Kayes : l’industrie frappée au cœur par une violence ciblée
- malikunafoninet
- 12 janv.
- 2 min de lecture

« En quelques heures, des années d’efforts sont parties en fumée. » Le constat, amer, est celui d’un responsable local découvrant les ruines encore fumantes de plusieurs sites industriels dans la région de Kayes, au lendemain d’attaques armées coordonnées survenues à l’aube du dimanche 11 janvier.
Tôt dans la matinée, des groupes lourdement armés ont pris pour cible des unités de production spécialisées dans le ciment, la chaux et les matériaux de construction. Arrivés en grand nombre à moto, les assaillants ont méthodiquement incendié des installations, détruit des stocks et semé la panique parmi les travailleurs présents. Le bilan humain reste flou, mais au moins quatre personnes auraient été emmenées de force lors de l’un des assauts.
Une violence organisée, aux objectifs précis
D’après plusieurs témoignages recueillis sur place, les attaques n’avaient rien de spontané. Les hommes armés se seraient organisés en plusieurs groupes, opérant simultanément sur différents sites, avec une connaissance manifeste du terrain et des activités visées. Pour certains habitants, il ne s’agissait pas seulement de frapper, mais d’empêcher toute reprise rapide de l’activité industrielle.
Les images diffusées dans les heures suivantes sur les réseaux sociaux montrent des bâtiments éventrés, des engins calcinés et des tonnes de ciment réduites en cendres. Une scène de désolation dans une zone pourtant considérée comme stratégique pour l’économie nationale.
Quand l’insécurité devient une arme économique
Ces attaques sont attribuées au Jama’at Nusrat al-Islam wal-Muslimin (JNIM), un groupe armé affilié à Al-Qaïda, déjà actif dans plusieurs régions du pays.
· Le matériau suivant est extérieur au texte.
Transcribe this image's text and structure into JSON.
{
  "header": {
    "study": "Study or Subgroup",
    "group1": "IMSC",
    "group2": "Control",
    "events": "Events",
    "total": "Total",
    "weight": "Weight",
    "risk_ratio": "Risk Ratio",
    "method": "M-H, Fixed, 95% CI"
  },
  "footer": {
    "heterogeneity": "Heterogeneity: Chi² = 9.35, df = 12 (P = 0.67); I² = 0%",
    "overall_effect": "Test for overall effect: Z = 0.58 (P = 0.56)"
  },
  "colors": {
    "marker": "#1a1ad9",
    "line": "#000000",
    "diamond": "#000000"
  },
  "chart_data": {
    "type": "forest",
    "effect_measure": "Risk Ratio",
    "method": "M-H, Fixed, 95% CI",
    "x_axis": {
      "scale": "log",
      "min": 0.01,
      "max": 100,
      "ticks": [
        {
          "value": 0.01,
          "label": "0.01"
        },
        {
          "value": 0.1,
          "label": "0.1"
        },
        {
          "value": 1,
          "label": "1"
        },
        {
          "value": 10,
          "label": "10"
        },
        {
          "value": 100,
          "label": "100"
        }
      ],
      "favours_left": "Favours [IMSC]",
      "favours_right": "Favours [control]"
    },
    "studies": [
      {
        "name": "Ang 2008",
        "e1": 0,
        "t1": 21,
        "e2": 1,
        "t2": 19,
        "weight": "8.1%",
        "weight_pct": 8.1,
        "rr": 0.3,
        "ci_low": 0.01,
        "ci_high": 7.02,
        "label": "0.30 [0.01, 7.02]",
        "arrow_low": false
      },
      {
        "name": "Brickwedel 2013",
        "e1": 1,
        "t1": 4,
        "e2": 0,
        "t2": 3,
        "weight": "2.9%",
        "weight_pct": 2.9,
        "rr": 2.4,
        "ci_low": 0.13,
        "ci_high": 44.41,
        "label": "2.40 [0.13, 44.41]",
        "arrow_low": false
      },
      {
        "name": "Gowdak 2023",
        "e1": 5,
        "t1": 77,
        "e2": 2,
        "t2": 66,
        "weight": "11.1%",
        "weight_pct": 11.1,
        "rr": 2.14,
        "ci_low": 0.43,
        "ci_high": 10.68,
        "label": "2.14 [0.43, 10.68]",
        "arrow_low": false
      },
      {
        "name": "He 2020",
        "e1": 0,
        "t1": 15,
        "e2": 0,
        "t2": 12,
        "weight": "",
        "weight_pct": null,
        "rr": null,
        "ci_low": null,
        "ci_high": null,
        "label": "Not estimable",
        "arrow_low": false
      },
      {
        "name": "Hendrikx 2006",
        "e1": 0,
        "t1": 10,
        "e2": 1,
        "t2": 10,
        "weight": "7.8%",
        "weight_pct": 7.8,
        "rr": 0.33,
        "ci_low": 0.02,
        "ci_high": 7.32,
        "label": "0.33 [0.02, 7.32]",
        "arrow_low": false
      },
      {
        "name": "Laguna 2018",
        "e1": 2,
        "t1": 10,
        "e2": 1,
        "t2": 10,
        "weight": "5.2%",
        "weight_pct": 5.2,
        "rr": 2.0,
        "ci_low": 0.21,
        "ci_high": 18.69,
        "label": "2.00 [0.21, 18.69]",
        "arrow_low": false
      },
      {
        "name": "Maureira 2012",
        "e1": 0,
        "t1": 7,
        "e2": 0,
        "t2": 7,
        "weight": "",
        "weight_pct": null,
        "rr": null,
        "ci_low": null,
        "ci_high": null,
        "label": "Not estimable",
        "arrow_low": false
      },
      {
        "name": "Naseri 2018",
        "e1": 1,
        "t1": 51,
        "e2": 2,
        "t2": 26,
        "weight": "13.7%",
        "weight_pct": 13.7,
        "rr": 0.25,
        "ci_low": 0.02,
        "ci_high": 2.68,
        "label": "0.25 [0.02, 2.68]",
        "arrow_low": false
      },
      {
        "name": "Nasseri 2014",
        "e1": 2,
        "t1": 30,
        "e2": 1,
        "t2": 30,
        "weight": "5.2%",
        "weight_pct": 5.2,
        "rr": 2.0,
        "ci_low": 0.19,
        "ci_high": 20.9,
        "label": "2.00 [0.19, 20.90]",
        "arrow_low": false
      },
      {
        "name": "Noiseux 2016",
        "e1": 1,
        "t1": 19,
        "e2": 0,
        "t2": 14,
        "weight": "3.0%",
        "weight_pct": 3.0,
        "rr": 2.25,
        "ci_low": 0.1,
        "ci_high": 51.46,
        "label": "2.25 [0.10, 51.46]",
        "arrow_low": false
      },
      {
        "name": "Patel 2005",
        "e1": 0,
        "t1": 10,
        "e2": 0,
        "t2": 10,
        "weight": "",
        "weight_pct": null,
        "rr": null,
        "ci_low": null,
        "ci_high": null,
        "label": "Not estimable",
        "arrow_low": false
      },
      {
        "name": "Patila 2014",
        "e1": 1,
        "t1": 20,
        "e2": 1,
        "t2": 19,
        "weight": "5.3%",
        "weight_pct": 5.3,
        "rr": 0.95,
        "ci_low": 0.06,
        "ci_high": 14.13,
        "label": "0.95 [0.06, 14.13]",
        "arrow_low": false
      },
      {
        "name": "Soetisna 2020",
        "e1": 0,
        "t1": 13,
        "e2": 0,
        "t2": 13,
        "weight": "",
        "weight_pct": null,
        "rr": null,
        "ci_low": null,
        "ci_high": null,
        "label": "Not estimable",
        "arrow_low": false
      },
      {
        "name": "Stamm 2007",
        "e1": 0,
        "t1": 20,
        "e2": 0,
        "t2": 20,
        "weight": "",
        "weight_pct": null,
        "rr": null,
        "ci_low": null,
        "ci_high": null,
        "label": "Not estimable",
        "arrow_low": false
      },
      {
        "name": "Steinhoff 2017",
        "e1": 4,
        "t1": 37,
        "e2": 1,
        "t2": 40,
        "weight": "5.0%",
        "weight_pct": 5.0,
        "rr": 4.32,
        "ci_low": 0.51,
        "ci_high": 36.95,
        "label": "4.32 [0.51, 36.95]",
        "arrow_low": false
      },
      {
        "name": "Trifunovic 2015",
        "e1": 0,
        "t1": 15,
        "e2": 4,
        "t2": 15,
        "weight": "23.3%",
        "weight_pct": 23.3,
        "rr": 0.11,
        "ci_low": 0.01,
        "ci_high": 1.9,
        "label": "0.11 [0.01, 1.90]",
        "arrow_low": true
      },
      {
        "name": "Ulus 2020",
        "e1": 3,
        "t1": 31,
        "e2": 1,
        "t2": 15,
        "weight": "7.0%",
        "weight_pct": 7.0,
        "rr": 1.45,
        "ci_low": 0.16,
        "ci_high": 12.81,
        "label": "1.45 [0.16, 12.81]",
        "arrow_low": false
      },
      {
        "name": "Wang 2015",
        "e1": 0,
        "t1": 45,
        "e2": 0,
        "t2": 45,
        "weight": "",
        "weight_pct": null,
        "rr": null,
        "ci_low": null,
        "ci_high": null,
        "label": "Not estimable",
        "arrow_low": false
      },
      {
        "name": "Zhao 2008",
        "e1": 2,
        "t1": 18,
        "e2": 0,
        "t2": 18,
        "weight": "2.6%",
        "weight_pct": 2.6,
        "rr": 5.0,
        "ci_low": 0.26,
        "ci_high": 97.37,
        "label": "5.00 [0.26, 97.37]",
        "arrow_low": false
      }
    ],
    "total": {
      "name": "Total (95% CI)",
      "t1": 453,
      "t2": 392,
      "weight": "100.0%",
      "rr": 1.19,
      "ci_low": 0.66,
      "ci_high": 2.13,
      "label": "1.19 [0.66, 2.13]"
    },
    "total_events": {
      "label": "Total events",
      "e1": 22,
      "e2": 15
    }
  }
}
Mais à Kayes, le message semble différent : frapper non seulement l’État, mais aussi ses capacités de production et de développement.
Depuis plusieurs mois, les actions contre les axes routiers, les zones minières et les installations économiques se multiplient. Blocus, sabotages, enlèvements ciblés : autant de méthodes qui fragilisent les circuits d’approvisionnement et accentuent la pression sur les populations urbaines, jusqu’à Bamako.
La région de Kayes, carrefour commercial entre le Mali et les ports de la façade atlantique, apparaît désormais comme un maillon exposé de cette nouvelle forme de guerre, où l’économie devient une cible à part entière.
Investissements en suspens, avenir incertain
Pour les opérateurs économiques, l’impact est immédiat. Des emplois sont menacés, des chaînes de production interrompues, et la confiance des investisseurs sérieusement ébranlée. Les attaques de juillet 2025, marquées par l’enlèvement de travailleurs étrangers, avaient déjà laissé des traces. Les événements du 11 janvier ravivent les craintes d’un enlisement durable.
À ce stade, aucune réaction officielle n’avait encore été rendue publique par les autorités ou les Forces armées maliennes dans les heures suivant les attaques, selon les informations disponibles.
Une équation sécuritaire élargie
Au-delà des dégâts matériels, ces événements posent une question centrale : comment protéger les infrastructures économiques dans un contexte d’insécurité persistante ? La lutte contre le terrorisme ne se joue plus uniquement sur le terrain militaire, mais aussi sur celui de la résilience économique et de la sécurisation des investissements.
À Kayes, l’urgence est désormais double : reconstruire ce qui a été détruit, et empêcher que l’économie locale ne devienne l’otage durable de la violence armée.